A special meeting of council will be 6 p.m. Monday in city hall to not only name an interim manager, but for council to discuss possible candidates and the salary for the position.
Quigley's resignation is effective Sept. 13. She has accepted a position as city manager of Woodstock, Ga., a community of about 13,000 residents.
Qualifications: Councilwoman Becky Burns said Monday's meeting will be closed to the public. Both she and Councilman Jeff Rowland said they strongly believe the next city manager should be a qualified local candidate.
Quigley came from Oregon, Kim Haws from Arizona, and Ken Francis from central Ohio.
"We need someone who is willing to be out in the streets and get to know the people," Rowland said. Rowland was not on council when Quigley was hired in 1999. He said the process of hiring a city manager will be a learning experience for him.
"We're small town America, and all we need is someone with a good head on their shoulders," Burns said. "We're working for the people, spending their money. We need someone who knows us and understands the mindset of our town."
Charter: Quigley said Friday that council may need to examine its use of the charter form of government.
She said there is a large discrepancy between what the city charter defines as the role and responsibility of the manager, and what council views as administrative responsibility. She said some council members want a hands-on role in managing city affairs, rather than allowing the manager to make decisions.
"In a charter form of government, the manager works for council," Burns said. "We have every right to question them.

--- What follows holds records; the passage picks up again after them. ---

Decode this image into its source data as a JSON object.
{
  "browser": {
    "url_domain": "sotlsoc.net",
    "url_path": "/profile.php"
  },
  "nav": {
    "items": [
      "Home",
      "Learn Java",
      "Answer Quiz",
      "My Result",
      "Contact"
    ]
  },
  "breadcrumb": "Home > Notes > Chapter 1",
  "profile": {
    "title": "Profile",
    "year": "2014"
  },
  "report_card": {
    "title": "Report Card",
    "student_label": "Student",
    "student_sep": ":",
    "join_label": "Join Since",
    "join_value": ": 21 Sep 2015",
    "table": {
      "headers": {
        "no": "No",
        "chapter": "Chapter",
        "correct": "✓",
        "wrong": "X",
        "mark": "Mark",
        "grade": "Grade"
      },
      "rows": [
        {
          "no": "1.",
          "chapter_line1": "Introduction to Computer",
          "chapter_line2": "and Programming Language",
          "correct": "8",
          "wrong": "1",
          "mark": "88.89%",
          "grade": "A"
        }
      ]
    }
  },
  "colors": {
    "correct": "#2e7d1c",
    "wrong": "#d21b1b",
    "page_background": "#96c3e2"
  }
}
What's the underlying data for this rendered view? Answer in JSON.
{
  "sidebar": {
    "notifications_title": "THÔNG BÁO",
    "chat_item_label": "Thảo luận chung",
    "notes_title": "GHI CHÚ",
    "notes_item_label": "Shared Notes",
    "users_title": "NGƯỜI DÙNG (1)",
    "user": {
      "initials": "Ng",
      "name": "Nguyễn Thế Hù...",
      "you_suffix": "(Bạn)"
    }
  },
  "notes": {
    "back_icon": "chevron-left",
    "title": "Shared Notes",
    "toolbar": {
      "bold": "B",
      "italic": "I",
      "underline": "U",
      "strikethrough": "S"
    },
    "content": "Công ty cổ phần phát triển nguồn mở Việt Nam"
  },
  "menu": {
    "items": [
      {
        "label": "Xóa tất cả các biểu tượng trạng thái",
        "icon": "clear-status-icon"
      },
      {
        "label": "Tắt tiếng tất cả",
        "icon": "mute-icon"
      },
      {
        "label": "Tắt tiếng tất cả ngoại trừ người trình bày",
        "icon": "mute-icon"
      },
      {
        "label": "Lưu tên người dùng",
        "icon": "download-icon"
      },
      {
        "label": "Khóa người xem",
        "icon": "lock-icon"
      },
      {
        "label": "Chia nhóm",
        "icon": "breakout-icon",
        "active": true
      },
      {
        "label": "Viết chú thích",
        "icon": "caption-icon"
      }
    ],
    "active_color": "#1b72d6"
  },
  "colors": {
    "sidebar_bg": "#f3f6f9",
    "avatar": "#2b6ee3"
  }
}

"I hope we don't ever see a day when the manager, council and mayor all always agree," she said. "Communication is important and government works best when there is diversity of ideas, and then the best idea wins."
Rowland said he never personally had any problem with Quigley, and doesn't want a hands-on role.

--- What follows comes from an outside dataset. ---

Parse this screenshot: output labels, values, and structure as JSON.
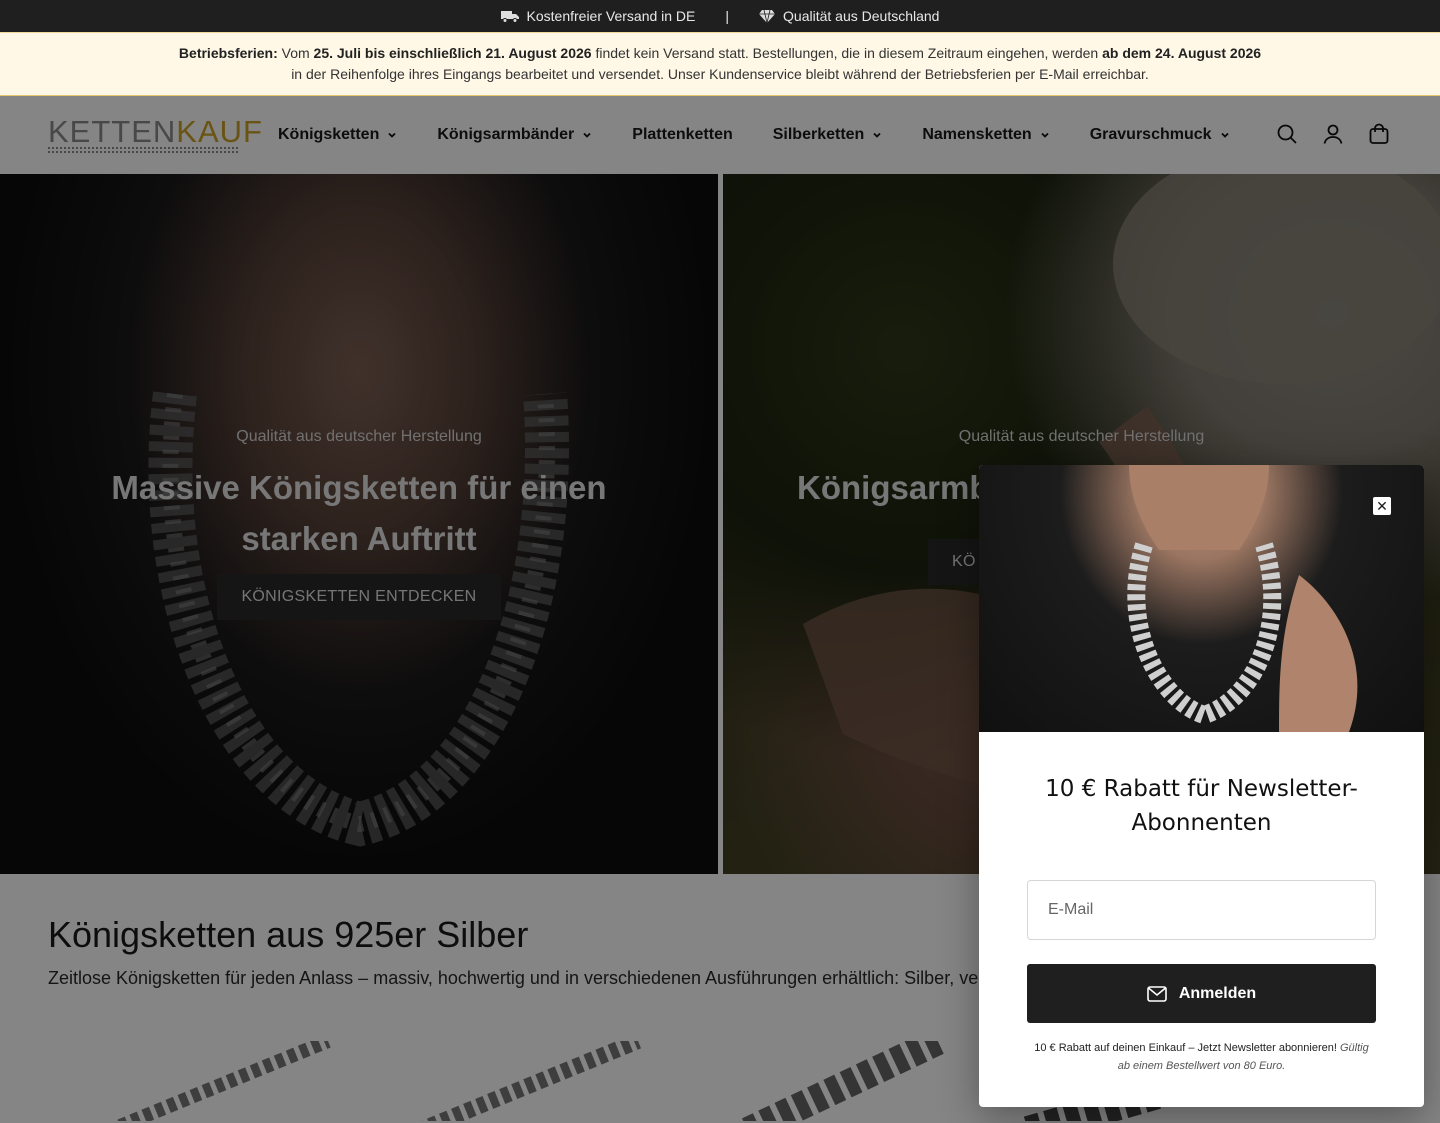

"All we're asking for [from a city manager] is good communication," he said. "There were some times things went on we didn't know about. A lack of communication leads to animosity.
"My job is to pass along what the town wants," Rowland said. "The manager's job is to make decisions and pass those decisions on to the department heads. I don't want to be in the way of that."
Burns said people see that managers don't stay long and interpret that as a lack of progress. She disagrees.
"I think we give ourselves a bad rap," she said. "We have made great strides, and I think if we were getting a report card, it would look pretty good.